Harrisburg Shakespeare Company is celebrating its nineteenth year performing in Reservoir Park, and is bringing to the stage the most famous love story ever written, William Shakespeare’s Romeo and Juliet. Performances will be held at the Levitt Pavilion in Reservoir Park, Harrisburg, June 1-2, 6-9, and 13-16 at 7:30 p.m.
This iconic romantic tragedy follows these innocent young lovers as they fall victim to family hatred and cruel destiny. Timeless and deeply moving, Romeo and Juliet forsake their own families and risk everything to be together.
Romeo and Juliet will be directed by local director/stage manager/actor and longtime Gamut affiliate, Karen Ruch. Ruch has worked on over a dozen of HSC’s Free Shakespeare in the Park productions, and has directed HSC’s mainstage productions of The Tempest and Lysistrata.
Ruch has set the production in what she calls “a re-imagined New Orleans in the early 20th Century.”
She continues: “In this place, the Old World and the New World have converged. Social class, religion and ethnicity have blended to varying degrees of success. In this time, new industrial innovation and social change are rocking traditional foundations. Music and mysticism play an important role.”
Ruch gains her inspiration for the production concept from the play’s own setting, “steeped in tradition, but rotting from neglect and stagnation.”

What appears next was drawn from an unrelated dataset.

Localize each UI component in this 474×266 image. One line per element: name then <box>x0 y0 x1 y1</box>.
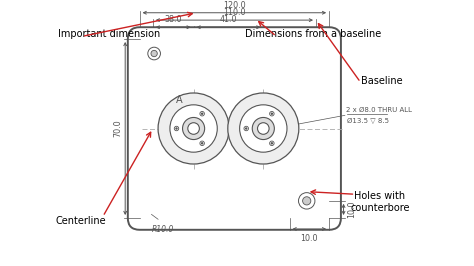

“The ancient conflict between the Capulets and Montagues has taken on a life of its own,” Ruch explained. “The characters on both sides seem to have forgotten the original grudge, and now they just fight to preserve the animosity. They have all defined themselves by their hate of ‘the Other,’ and they have lost any sense of common ground. It is in the midst of all this confusing enmity that Romeo and Juliet meet. The conditioned hatred is forgotten as instinctive and primal emotion takes over. We want to carry hope that their young love will be revolutionary and triumph in its ability to unite the families; however, their love is too tender for this world and their lives too fragile.”